Era
una joven cocinera, propietaria, de un pequeño asador, cerca de las montañas, a
las que senderistas, alpinistas, parejas y familias acudían en festividades a
fugarse lejos de la ciudad, lejos de sus ocupaciones diarias, de su trabajo y
obligaciones.
Desde
pequeña, había aprendido con sus padres el arte de la cocina.
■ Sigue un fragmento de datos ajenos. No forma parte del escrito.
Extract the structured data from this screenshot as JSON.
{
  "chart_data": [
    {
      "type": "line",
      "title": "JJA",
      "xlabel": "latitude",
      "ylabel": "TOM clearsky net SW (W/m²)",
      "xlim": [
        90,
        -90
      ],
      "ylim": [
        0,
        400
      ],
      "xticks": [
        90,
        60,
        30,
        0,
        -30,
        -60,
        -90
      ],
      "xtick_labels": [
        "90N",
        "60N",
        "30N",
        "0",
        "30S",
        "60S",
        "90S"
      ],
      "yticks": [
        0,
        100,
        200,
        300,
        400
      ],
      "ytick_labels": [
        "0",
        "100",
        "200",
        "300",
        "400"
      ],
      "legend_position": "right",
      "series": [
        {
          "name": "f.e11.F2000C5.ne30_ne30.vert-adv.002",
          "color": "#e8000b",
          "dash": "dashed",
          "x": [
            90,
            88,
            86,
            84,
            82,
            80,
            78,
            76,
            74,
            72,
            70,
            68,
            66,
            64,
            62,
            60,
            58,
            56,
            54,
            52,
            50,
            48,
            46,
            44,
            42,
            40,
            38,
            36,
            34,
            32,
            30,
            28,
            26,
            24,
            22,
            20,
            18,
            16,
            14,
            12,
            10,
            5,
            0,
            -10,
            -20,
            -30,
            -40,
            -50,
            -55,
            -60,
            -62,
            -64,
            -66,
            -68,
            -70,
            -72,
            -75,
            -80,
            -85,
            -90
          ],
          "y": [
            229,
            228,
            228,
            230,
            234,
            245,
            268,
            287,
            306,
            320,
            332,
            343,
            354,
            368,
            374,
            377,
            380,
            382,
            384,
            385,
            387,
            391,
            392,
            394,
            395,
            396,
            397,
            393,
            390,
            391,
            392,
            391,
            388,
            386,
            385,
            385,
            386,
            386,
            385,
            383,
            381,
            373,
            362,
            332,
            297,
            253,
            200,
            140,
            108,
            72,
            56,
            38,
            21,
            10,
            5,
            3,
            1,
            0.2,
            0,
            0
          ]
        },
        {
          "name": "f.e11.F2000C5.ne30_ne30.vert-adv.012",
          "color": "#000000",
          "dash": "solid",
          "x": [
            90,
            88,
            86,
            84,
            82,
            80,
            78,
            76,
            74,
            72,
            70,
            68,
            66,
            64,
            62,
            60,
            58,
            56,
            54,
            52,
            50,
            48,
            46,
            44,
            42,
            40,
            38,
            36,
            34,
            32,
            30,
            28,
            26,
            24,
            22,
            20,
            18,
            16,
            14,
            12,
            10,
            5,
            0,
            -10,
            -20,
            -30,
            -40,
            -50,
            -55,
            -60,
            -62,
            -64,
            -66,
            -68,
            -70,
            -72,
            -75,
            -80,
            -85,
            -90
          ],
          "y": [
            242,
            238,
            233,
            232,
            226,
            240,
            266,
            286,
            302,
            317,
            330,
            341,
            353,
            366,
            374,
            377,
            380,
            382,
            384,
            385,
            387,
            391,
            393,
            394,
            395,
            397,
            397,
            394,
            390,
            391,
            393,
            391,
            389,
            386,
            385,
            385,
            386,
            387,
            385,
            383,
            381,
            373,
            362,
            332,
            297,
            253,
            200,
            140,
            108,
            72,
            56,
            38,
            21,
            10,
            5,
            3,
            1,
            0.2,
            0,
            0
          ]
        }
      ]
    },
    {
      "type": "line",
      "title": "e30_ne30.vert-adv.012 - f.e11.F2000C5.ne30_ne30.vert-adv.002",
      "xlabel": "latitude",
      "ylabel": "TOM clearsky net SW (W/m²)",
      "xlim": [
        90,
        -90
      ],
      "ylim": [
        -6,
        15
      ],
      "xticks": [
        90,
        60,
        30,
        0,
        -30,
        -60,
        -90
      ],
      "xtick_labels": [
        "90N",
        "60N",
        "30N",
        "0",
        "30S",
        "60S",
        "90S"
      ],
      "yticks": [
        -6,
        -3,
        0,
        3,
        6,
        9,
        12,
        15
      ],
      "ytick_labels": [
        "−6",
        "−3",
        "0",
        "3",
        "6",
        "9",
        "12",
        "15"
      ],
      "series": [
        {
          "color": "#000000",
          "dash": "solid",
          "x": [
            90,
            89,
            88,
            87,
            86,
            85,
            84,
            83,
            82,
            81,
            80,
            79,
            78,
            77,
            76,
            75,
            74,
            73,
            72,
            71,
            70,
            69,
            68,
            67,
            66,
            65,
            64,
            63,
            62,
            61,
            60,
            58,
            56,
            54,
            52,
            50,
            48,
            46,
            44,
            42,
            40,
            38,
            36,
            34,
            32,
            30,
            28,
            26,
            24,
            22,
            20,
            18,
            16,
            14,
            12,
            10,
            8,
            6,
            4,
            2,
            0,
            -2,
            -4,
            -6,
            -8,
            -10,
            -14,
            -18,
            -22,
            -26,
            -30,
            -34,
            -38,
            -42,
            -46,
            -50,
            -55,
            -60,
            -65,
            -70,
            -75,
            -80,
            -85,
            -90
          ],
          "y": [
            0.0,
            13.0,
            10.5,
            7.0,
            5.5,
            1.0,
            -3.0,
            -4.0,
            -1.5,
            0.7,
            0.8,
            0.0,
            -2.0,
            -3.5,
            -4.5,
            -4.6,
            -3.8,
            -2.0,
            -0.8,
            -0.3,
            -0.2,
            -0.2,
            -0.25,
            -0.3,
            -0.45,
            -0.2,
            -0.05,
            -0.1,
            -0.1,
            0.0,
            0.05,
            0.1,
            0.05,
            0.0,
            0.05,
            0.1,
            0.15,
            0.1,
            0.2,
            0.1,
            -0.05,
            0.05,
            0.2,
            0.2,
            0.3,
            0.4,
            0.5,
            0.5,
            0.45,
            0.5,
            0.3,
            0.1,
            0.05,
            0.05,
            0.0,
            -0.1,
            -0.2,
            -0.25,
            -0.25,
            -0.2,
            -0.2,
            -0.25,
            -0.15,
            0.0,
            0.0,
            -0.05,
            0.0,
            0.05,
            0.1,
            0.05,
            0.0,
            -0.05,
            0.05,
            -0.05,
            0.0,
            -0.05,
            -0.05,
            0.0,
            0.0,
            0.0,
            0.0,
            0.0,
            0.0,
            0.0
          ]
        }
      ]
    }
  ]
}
Le gustaba
experimentar y aprender, pero huía de los modernismos de la cocina de autor,
partidaria de quien se sentara a su mesa saliera con la panza llena y bien
regada de vino.
Desde
que sus padres habían fallecido, por avanzada edad, se había quedado sola al
frente del local, teniendo que hacer ella todo el trabajo en cocinas, contando
sólamente con la ayuda de una joven muchacha del pueblo, a la que contrataba en
las temporadas de más clientela, para que sirviera las mesas y atendiera en la
barra.
Se
acercaba el puente del Pilar, en el que esperaba un gran número de clientes en
su asador, durante los días que duraran las festividades.
En
el primer día, apareció un joven fotógrafo en su restaurante, que trabajaba
para una revista de turismo y paisajes, al que habían enviado desde su
editorial para hacer fotografías de las montañas.
El
muchacho, se hospedaba en la habitación de una casa de turismo rural, y acudía
cada día a hacer las tres comidas del día en el asador de la muchacha.
Acudía
de buena mañana al asador, pertrechado
con una mochila con su equipo, tomaba asiento en la misma mesa, cerca de las
cocinas, donde desayunaba, siempre con una sonrisa amable, antes de salir a
hacer sus fotografías.
Regresaba
al mediodía para comer, aprovechando muchas veces a preguntar a la joven, por
los mejores rincones, por los más bellos paisajes que fotografiar.
Y
por las noches, agotado tras todo el día fuera, tomando fotografías, tras la
cena, se sentaba en un rincón del salón, con un chocolate caliente, donde
compartía con la muchacha, las fotografías que había hecho en ese día.
Poco
a poco, los días del puente fueron pasando y la joven estaba cada vez más
saturada de trabajo en las cocinas, que no alcanzaba a atender a toda la
clientela del local.
El
joven, tras su desayuno, veía la muchacha, con la cual había empezado a forjar
una incipiente amistad, afanándose entre los fogones, aceleradamente, enrojecida
por el calor y el esfuerzo.
Como
respondiendo a un impulso natural, el fotógrafo aparcó sus cosas en un perchero
del local, cruzó la barra del local y se calzó un delantal y un gorro para el
pelo, entrando en la cocina.
Para
sorpresa de la muchacha, el joven retomó el trabajo, en una tabla de cortar, en
la que joven había dejado unas verduras a medio cortar, que el muchacho se puso
a la tarea de seguir cortando.
Largo
rato antes del mediodía, los dos jóvenes, danzando entre los fogones en una
sincronía como si lo hubieran hecho toda la vida, estaba preparada toda la
comida necesaria con tiempo más que de sobras, y al fin, la joven podía
relajarse un poco.
Terminada
la tarea, se sirvieron una taza de humeante café y salieron a la parte trasera
del local, donde la joven propietaria tenía un banco, desde que el que se
avistaban las montañas, donde se retiraba, en los raros momentos de soledad,
para estar tranquila.
Dando
sorbos al café, la muchacha, se apoyó agotada, la cabeza en el hombro del muchacho,
con un suspiro de agotamiento.
-
Gracias - susurró ella, tomándole por el brazo, acariciando su mano con las
yemas de los dedos.
Él,
por toda respuesta, depositó un suave beso en su frente.